Date: Aug. 12th, 2008 09:50 pm (UTC)
Well, yeah, in retrospect, by the middle of "Him" Xander has come to some sort of rapprochement with Spike. But man, at the beginning, he seems pretty much the same ol' angry young man. I like to think that his defense of Anya allowed him to see another perspective, but there's no evidence of it during the moving in speech.

XANDER: Are you keeping up, or do you need some kind of English-to-ConstantPainInMyAss translation? I invite you in. Nimrod.

BUFFY
The school basement is making him crazy. We can't just leave him there.

XANDER
Why not? Crazy-Basement-Guy is better than Stalking-Buffy-Guy.

BUFFY
OK, it's just—things are different now—he has a soul.

XANDER
I'm sure that'll be a real comfort when he soulfully attacks you again.

For Xander, the soul equals no big whoop, apparently. Why should it? Nobody knows what it is/does. It didn't mean Angel could be entirely trusted, by Xander at any rate. He's still harping about the attempted rape. Why shouldn't he? Everybody but Buffy, including Spike, thinks it was egregious, and his own guilt would make Spike seem guiltier, I'd think. Xander is still concerned with protecting Buffy's virtue, whether she needs it or not. He's emphatically just stated that he prefers a broken, powerless Spike to the old, virile model.

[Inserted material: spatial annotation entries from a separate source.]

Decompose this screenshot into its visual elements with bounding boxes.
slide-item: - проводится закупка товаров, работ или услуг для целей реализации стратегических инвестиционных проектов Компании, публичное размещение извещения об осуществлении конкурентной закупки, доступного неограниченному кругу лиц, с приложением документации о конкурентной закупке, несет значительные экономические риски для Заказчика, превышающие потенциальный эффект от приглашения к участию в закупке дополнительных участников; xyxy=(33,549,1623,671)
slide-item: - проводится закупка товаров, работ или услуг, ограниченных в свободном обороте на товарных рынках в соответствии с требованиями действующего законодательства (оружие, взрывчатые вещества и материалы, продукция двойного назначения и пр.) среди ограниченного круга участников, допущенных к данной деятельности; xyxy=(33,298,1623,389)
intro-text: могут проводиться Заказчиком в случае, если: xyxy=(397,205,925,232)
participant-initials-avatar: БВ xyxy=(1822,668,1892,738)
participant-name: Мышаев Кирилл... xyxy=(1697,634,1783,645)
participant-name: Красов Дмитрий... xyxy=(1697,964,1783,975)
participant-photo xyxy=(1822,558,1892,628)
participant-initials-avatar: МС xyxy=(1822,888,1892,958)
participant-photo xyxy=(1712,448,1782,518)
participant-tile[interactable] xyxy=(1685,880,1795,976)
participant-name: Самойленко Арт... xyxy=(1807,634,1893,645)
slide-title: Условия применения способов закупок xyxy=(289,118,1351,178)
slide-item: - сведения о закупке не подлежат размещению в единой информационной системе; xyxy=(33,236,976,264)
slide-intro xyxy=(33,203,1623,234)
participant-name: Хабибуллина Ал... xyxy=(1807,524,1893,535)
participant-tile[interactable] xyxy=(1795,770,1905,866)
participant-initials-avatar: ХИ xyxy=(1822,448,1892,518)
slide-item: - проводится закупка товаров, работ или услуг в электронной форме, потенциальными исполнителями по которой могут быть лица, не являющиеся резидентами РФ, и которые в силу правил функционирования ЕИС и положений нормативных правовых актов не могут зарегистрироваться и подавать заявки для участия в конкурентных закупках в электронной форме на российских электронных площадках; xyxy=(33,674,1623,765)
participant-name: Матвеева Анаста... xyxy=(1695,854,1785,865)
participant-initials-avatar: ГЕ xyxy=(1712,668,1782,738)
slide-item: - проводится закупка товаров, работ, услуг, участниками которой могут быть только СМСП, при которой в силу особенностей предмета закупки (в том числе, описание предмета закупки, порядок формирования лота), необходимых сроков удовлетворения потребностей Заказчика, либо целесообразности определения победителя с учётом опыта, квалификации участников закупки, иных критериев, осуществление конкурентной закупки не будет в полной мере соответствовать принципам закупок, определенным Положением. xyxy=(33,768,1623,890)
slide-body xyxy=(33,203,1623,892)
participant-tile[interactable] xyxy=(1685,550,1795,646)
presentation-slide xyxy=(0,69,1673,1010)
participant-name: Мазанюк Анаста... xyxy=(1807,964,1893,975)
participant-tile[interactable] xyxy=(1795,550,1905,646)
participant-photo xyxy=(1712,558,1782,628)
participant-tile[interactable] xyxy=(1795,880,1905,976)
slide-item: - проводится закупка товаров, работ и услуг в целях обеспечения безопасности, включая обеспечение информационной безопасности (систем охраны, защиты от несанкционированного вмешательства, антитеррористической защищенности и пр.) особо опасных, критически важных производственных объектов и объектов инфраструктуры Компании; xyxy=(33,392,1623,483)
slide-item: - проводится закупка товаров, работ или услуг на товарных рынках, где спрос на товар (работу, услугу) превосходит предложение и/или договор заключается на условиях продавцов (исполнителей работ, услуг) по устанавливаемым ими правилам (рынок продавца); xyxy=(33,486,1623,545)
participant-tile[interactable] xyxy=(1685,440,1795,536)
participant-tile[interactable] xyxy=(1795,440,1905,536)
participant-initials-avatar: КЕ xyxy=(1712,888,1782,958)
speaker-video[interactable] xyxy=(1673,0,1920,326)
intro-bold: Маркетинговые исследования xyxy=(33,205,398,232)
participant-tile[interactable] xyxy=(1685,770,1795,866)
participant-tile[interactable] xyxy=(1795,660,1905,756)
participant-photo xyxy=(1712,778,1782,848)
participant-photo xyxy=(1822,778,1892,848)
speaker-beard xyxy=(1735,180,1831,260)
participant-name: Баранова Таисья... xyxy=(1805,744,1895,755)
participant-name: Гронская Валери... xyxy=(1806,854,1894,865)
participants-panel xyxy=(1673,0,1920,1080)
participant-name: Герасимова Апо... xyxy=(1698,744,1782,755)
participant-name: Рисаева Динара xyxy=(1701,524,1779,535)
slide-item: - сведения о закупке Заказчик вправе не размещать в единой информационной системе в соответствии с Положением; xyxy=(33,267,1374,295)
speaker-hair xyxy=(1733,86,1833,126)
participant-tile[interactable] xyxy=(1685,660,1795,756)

From this, we go directly to Xander never again calling Spike names (I think), never mentioning the attempted rape, working with him with equanimity, and thereafter allowing Buffy to run her own personal life (except when under a spell). None of these things happened when Spike lived with him in Season 4. He's older and hopefully wiser, sure, but it still seems like an awfully abrupt change of heart, to me at least. Heh. I'll stop now. The world does not hang in the balance on this issue. Probably.